The event listener listens to any messages and if it receives one for "addCodes", it'll process them.

function processCodes(codes) {
  const processedCodes = codes.reduce((acc, cur) => {
    return { ...acc, [cur]: false };
  }, {});
  storeToStorage(processedCodes);
  render(processedCodes);
}	

Processing codes means three things: 1) turning them from a string array (like ["NOT-REAL-CODE-123", "DEF-NOT-REAL-345"]) into an object with the string as key and a false as the value. This keeps track of which codes have already been redeemed, 2) adds them to the storage and 3) renders the sidebar pane.

When rendering, it will create a table row (<tr>) for each code, put the code itself into one cell and a button to the other. The button then gets an event listener for the click event.

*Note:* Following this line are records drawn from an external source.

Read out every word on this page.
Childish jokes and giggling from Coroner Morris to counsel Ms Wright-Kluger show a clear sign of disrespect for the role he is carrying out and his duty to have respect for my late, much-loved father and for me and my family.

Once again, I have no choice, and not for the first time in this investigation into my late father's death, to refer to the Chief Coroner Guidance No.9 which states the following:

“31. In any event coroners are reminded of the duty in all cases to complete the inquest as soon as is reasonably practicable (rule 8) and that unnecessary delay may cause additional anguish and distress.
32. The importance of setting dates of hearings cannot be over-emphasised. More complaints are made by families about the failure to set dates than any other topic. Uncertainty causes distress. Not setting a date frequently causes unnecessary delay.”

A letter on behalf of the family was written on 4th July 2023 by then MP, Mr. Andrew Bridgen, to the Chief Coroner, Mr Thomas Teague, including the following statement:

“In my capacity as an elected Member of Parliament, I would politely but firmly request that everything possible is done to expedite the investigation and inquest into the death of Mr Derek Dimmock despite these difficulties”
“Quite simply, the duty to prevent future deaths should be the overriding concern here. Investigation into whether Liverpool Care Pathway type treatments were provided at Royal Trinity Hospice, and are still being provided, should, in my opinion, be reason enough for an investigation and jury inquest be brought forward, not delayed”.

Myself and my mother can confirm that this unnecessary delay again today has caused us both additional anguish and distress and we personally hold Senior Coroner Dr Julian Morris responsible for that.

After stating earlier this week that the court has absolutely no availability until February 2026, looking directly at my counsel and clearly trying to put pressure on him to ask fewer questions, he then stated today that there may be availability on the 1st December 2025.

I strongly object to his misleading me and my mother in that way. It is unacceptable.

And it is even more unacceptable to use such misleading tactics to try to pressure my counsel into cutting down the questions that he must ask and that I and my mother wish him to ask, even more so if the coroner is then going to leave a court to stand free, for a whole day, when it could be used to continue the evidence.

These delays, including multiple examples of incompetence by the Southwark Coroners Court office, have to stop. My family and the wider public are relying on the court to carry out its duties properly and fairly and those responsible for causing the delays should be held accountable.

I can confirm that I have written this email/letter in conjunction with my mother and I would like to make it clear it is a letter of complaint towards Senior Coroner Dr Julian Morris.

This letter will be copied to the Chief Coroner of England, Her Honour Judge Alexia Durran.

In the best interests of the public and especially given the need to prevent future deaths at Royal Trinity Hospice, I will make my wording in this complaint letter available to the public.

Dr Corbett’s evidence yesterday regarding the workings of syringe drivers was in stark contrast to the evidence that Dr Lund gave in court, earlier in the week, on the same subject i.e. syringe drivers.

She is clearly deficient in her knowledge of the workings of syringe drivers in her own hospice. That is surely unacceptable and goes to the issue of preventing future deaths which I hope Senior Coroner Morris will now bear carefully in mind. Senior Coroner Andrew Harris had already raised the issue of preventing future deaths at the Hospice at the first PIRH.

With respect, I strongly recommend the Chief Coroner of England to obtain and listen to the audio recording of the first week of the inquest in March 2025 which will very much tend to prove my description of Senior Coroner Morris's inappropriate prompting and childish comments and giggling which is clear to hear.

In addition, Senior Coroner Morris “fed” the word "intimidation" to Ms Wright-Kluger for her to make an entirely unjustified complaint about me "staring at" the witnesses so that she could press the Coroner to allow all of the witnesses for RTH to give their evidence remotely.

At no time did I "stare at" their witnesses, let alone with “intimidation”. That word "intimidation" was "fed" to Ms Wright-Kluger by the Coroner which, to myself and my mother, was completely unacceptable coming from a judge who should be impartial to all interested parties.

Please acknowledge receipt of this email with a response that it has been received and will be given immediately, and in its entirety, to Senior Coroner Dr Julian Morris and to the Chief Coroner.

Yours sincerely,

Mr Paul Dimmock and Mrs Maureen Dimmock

function onClickCopy(ev) {
  const target = ev.target;
  const parent = target.parentElement.parentElement;

  const code = parent.querySelector("td");
  const codeToCopy = code.textContent.trim();
  code.classList.add("copied");
  target.parentElement.classList.add("copied");

  navigator.clipboard.writeText(codeToCopy).then(() => {
    browser.storage.local.get("ptcgo-redeem-codes").then((results) => {
      let codes = results["ptcgo-redeem-codes"];
      codes = {
        ...codes,
        [codeToCopy]: true,
      };
      browser.storage.local.set({
        "ptcgo-redeem-codes": codes,
      }).then(() => { console.log('Successfully stored in onCLickCopy')}).catch(err => {
        console.log(err)
      });
    });
  });
}

The click listener does a few things itself. The main functionality is to copy the code to the clipboard but it also adds a CSS class to the <td> to denote its been copied and updates the store with this individual code being marked true.

Storage

A sidebar UI renders from scratch every time it's opened. This means that if we want to provide any kind of persistence, we need to store our data somewhere. To do that, we use the Storage API.

I update the store on two occasions: 1) when adding code(s) into the sidebar and 2) when copying an element to clipboard.

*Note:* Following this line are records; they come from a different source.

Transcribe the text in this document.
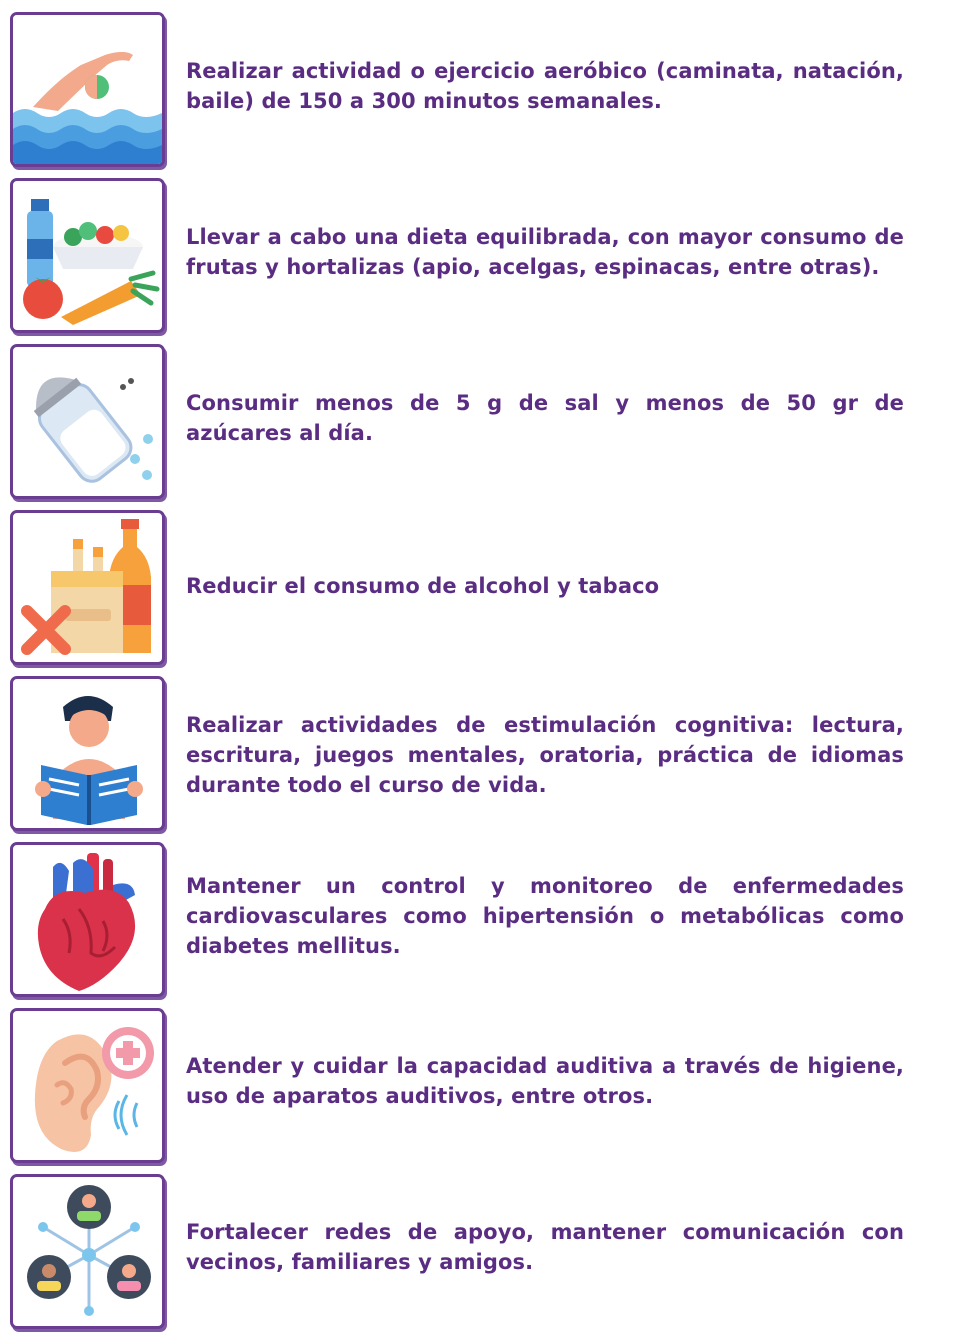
Realizar actividad o ejercicio aeróbico (caminata, natación, baile) de 150 a 300 minutos semanales.
Llevar a cabo una dieta equilibrada, con mayor consumo de frutas y hortalizas (apio, acelgas, espinacas, entre otras).
Consumir menos de 5 g de sal y menos de 50 gr de azúcares al día.
Reducir el consumo de alcohol y tabaco
Realizar actividades de estimulación cognitiva: lectura, escritura, juegos mentales, oratoria, práctica de idiomas durante todo el curso de vida.
Mantener un control y monitoreo de enfermedades cardiovasculares como hipertensión o metabólicas como diabetes mellitus.
Atender y cuidar la capacidad auditiva a través de higiene, uso de aparatos auditivos, entre otros.
Fortalecer redes de apoyo, mantener comunicación con vecinos, familiares y amigos.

function storeToStorage(codes) {
  browser.storage.local.get("ptcgo-redeem-codes").then((fromStorage) => {
    const combinedCodes = {
      ...codes,
      ...fromStorage['ptcgo-redeem-codes'],
    };

    browser.storage.local.set({
      "ptcgo-redeem-codes": combinedCodes,
    }).then(() => { console.log('Successfully stored in storeToStorage')}).catch(err => {
      console.log(err)
    });
  });
}

To store the codes, I first load the existing ones from the storage, combine them with the new ones and then storing them back. I decided to default existing state in store ({...codes, ...fromStorage['ptcgo-redeem-codes']}) so that an existing code marked as copied won't get overriden.

The case of marking something as copied was already in the earlier example above.

Using this storage means the user can close the sidebar if needed (or by accident) and they won't lose their progress.

Original idea

To give credit where credit is due, I saw a similar concept done in the PTCGOStore.com, built in to their redeem section. It was so good I decided to move my patronage to them. However, sometimes they don't have all the codes or they may be out of stock so I'll still need to occasionally buy from other places. This blog post is not in any way endorsed nor sponsored by them.